Traps were discussed in my earlier post. Acoustic panels, if there are enough of them decrease reflections - some people say they tame high frequency response in a highly reflective room, but I don’t really buy it. If your reflections are bad enough, dampening them attenuates all the high freq energy bouncing around the room, which can be perceived as taming the highs. However, there won’t be any change in direct-radiating response between the speaker and your listening position. I agree with Joshua that your room looks fairly reflective. The rug on the floor isn’t all that big, plus a significant portion of it is covered by the hard table. So, acoustic paneling might indeed help “tame” the highs. That said...



> my speakers tend to me to be a little bright... i would like to turn my system up a little more for more bass but then the speakers just sound to bright...


You could gain a lot of mileage in that department simple by adjusting your receiver’s treble or high frequency tone control.

Regards,
Wayne


----------



## Ilkka (Jun 8, 2006)

I would use the correction file for digital meter with this one. I doubt the true frequency response is as bottom heavy as it is with the analog correction file.


----------



## Guest (Mar 1, 2007)

yea i just saw that one article back in 1996 where they both were the same but i guess he used diff numbers for the calibration... i don't know i'm getting a galaxy 150 so i don't have to worry about it... here is the article so i'm unsure what to use for my digital meter since i purchased it in 1999 or 2000...

http://www.hometheatershack.com/forums/bfd-rew-forum/86-interesting-info-rs-spl-meter-correction-values.html?highlight=old+digital+rs+spl+meter


----------



## Guest (Mar 1, 2007)

i am just thinking about whether its worth spending the money on some of those GIK accoustic panels... i talked with a guy that does the design over there and he recomended two 244 on the front wall and 2 on the corners left and right of the front wall... then 3 242 on the back walls...

just wandering if its worth it and what kind of benefit i will obtain???


----------



## Josuah (Apr 26, 2006)

Try close-mic'ing your decay measurements and placing your sofa cushions to prevent the sound from getting to your walls/ceiling/floor or something. Then you can tell the difference between the decay due to the speaker and the reflections.

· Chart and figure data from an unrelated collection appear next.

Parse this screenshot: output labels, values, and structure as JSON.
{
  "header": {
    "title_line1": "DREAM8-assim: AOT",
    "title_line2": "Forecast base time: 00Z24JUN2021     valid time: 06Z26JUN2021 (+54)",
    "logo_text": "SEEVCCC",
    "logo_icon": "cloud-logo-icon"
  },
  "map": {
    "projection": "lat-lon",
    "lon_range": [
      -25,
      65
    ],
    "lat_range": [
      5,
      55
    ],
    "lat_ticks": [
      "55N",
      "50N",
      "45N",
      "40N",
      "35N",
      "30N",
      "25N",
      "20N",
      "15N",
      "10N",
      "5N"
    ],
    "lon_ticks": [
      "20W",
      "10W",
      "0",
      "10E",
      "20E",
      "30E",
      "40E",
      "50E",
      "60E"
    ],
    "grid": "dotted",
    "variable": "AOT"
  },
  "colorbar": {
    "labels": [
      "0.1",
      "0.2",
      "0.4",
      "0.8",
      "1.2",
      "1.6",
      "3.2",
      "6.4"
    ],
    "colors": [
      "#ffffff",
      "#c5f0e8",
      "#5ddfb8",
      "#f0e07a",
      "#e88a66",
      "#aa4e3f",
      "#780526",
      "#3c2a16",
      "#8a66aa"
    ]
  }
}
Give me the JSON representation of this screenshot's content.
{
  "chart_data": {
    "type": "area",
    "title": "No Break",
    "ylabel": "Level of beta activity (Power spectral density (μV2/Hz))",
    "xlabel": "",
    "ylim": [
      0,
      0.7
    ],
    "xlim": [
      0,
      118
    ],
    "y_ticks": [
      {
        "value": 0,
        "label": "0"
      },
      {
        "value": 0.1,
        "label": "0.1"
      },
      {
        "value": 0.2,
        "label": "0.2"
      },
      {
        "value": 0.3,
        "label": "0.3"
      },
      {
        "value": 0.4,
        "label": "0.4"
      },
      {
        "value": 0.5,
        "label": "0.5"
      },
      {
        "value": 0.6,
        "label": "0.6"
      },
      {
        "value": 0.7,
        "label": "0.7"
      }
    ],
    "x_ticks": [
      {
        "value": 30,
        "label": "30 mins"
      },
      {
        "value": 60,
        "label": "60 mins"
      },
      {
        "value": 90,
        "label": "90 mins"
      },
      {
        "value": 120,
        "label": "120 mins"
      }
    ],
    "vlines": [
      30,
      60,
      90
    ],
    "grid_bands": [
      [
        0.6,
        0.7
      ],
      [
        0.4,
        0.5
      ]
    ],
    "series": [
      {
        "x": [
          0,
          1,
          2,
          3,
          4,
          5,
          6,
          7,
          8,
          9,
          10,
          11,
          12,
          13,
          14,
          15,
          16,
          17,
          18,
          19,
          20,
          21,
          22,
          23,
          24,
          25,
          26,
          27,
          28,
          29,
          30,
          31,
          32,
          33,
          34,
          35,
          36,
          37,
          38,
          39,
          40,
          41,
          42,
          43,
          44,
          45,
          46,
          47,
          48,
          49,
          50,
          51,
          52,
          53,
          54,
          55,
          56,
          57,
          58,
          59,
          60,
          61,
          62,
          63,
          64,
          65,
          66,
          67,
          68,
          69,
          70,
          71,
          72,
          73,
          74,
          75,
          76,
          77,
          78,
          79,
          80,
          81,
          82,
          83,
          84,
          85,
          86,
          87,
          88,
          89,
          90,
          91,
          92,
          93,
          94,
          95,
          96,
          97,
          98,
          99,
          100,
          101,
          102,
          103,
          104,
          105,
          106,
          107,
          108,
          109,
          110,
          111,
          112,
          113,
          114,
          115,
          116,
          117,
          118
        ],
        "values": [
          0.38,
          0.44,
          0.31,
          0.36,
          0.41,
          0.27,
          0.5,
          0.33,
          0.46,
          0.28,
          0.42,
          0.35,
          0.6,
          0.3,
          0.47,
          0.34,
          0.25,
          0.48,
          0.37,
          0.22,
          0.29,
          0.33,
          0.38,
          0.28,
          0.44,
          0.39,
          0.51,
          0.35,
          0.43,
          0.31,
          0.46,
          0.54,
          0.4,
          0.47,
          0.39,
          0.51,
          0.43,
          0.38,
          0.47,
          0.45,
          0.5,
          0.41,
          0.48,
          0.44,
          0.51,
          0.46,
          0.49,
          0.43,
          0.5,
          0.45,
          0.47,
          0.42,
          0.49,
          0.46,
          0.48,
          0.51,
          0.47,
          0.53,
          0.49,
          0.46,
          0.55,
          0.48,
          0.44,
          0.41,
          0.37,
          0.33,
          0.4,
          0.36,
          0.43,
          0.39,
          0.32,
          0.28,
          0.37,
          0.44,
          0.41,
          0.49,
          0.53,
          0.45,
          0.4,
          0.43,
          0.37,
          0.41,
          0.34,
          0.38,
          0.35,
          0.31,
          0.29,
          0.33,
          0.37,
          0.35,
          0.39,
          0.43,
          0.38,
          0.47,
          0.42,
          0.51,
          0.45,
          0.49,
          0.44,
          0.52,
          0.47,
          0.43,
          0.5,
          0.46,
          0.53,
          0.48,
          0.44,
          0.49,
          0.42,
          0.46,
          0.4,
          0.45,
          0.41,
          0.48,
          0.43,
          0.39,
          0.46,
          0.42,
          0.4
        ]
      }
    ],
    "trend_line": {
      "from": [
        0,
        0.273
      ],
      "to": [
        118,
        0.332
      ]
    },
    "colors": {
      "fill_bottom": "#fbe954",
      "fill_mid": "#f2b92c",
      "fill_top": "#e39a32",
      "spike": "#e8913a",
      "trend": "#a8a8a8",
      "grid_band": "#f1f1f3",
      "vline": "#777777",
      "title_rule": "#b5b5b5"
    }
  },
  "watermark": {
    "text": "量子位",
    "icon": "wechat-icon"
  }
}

The information on the manufacturer site isn't much, and the 125W peak doesn't say if that's with 50% distortion or 10% distortion or 1% distortion. The reason I mention it is the speakers that came attached to my TV can also play somewhat loud but it sounds horrible because it's incredibly distorted. That might be what you're describing as "bright".


----------



## Guest (Mar 2, 2007)

i'm not sure exactly what u mean by close mic'ing the decay measurements...


----------